Can someone explain to me the significance of $$(\frac{\partial{S_{i}}}{\partial{\sigma}})_{H,E}d\sigma$$ since this term doesn't seem to transform in the same fashion?

Also: Should i ditch the infinitesimal notation for S? At least one book ive seen assumes S is a function of the form $$S(T,E,H,\sigma)$$ and expands this function using a Maclaurin series: this seems to avoid the tricky infinitesimal quantities. Is this a better approach? Generally, using infinitesimals in calculus seems to be a bit of a minefield, as they are not very rigorous.

Thanks!
-=+Stephen Ellwood+=-
Ultrasound Research Group, Leeds University, UK

2. Sep 19, 2008

### stephen_E

Just thought i should add one more detail: the subscript indices here are related to the fact that the material this derivation refers to is anisotropic - ie properties vary in different directions.

However this shouldn't drastically effect the outcome here.

3. Sep 19, 2008

### Mapes

I'm with you up to here, but this can't be correct; you can't integrate and be left with $d\sigma$. Shouldn't the last term be

$$\int^{\sigma_2}_{\sigma_1} \left(\frac{\partial{S_{i}}}{\partial{\sigma}}\right)_{H,E,T}d\sigma\,\mathrm{?}$$

It seems like you could move forward by expanding as

$$\left(\frac{\partial{S_{i}}}{\partial{\sigma}}\right)=\left(\frac{\partial{S_{i}}}{\partial{\theta}}\right)\left(\frac{\partial \theta}{\partial{\sigma}}\right)$$

where the first quantity is related to thermal expansion and the second to heat capacity.
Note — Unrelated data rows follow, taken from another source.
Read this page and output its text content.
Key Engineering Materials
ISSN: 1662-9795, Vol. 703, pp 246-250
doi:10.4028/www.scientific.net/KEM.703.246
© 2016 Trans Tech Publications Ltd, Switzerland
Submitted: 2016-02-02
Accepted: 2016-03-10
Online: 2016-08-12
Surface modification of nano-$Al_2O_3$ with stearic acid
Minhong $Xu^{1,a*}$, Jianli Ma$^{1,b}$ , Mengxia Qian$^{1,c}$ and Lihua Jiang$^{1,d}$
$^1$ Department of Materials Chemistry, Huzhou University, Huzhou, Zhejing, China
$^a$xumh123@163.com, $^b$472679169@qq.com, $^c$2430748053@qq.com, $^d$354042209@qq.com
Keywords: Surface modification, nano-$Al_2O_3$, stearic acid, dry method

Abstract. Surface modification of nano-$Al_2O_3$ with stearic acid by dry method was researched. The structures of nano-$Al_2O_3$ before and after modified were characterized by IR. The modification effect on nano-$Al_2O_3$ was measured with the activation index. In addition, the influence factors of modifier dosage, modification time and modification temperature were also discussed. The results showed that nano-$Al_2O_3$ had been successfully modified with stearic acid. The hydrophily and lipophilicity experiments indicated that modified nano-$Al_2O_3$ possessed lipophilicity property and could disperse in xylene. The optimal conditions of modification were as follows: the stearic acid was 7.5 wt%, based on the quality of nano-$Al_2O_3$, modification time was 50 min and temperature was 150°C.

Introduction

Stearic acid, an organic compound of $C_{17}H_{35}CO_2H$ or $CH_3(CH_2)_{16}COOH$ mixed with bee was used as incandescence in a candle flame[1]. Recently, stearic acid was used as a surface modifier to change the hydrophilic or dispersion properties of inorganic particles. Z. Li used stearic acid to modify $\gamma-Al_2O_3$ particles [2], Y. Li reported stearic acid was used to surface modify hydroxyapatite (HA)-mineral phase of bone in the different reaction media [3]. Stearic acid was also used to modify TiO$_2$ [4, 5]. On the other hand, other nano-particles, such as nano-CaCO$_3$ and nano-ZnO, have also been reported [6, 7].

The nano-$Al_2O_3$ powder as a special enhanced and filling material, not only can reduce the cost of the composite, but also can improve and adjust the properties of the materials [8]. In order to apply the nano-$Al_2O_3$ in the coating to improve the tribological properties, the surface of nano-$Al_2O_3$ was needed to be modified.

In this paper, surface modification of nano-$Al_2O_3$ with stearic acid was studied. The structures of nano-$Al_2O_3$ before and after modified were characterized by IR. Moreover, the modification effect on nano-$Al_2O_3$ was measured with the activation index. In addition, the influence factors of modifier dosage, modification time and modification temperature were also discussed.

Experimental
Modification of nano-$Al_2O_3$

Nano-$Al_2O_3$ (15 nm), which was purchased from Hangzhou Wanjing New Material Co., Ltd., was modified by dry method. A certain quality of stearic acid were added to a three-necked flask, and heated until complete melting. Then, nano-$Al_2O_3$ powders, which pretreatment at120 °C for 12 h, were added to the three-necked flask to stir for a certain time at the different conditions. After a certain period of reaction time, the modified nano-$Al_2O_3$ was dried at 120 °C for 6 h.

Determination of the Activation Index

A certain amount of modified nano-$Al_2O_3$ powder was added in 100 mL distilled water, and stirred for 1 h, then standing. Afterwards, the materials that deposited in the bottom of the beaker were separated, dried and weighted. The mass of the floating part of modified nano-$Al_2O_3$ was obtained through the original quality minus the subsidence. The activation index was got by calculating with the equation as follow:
Does this help?

4. Sep 19, 2008

### atyy

I haven't the foggiest idea really - my feeling is that an equation of state is being used - like PV=nRT for an ideal gas. Perhaps some context may help? What are the titles of the book and chapter? What is the final goal of the derivation?

5. Sep 19, 2008

### Count Iblis

Euler's theorem for homogeneous functions is used here, see here for a similar problem:

Note that you should call H the magnetization (commonly denoted by M), E the electric polarization (commonly denoted by P).

6. Sep 19, 2008

### stephen_E

Hi guys I can confirm that the formulae I have given are correct; there is another derivation in the same book where the guy uses a very similar approach but this time on an isothermal not adiabatic problem.

I'm assuming that he wouldn't make the same mistake twice; furthermore if you can't preform the step ive outlined here you cannot prove the fundamental equations of piezoelectricity which would be a major showstopper!

The book in question is "Principles of Acoustics" Volume IA, edited by Warren P Mason, published by Academic Press - its very old though (c. 1950's)!

Many thanks for your reply Count Iblis, ill look into this Euler's theorem business. It sounds like it could be just the key to solving this.